Vous parlez d’un texte d’écologie politique avant l’heure. Le mot est fort — et il est contesté par d’autres lectures.

P-H. P : Je l’assume. Je sais que certains historiens, comme Grégory Quenet qui a postfacé la réédition L’Éclaireur, préfèrent parler d’une pensée « contemporaine par son inactualité », au sens d’Agamben. C’est juste, et je ne suis pas en désaccord profond. Mais je crois qu’on peut tenir les deux. Sand pense quelque chose qui deviendra l’écologie politique mais qu’elle ne nomme pas ainsi — parce que le mot n’existe pas encore en français en 1872. Sa modernité tient précisément à ce qu’elle pense avant la séparation conceptuelle entre nature et culture, entre patrimoine et écosystème. Aujourd’hui, on essaie laborieusement de réunifier ces catégories — c’est tout l’enjeu de la candidature UNESCO du Domaine de Fontainebleau, qui propose château et forêt indissociablement.
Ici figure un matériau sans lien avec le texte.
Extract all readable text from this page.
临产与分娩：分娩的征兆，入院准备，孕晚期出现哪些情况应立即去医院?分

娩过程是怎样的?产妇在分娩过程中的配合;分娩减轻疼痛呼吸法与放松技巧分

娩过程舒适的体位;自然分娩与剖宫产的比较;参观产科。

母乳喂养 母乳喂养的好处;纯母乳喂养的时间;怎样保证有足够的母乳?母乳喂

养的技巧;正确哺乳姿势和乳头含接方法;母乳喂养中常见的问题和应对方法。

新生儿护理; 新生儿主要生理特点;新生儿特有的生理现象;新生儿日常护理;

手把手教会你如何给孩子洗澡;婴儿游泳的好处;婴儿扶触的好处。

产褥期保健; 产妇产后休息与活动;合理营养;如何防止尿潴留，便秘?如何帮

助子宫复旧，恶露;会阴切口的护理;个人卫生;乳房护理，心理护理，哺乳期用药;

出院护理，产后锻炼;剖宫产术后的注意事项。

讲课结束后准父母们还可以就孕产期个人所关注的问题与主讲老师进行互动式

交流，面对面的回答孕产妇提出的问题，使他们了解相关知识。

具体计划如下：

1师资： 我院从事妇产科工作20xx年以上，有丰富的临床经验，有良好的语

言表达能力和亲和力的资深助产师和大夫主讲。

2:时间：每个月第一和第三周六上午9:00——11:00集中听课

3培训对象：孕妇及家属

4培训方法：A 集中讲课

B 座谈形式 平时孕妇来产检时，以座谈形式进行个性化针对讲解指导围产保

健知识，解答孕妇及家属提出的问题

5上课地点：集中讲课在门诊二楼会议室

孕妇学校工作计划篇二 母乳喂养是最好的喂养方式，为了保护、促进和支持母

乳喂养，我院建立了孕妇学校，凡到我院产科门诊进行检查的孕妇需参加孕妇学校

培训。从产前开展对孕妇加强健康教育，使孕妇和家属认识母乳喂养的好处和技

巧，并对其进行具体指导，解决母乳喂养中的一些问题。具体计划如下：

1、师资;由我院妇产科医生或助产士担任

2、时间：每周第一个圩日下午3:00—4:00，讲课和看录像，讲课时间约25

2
Sand l’avait compris cent cinquante ans plus tôt.

Si Sand publiait son texte aujourd’hui, à qui l’adresserait-elle ?

P-H. P : Aux ministres du G7, sans hésiter. À ceux qui se réunissent à Fontainebleau et conviennent à l’avance de ne pas parler du sujet pour ménager une administration américaine. Sand a fait exactement l’inverse en 1872 : elle a parlé là où l’État voulait du silence. Son texte est une leçon de courage politique adressée au présent. C’est pour ça qu’il faut le relire maintenant — pas comme un document d’archive, mais comme une lettre ouverte.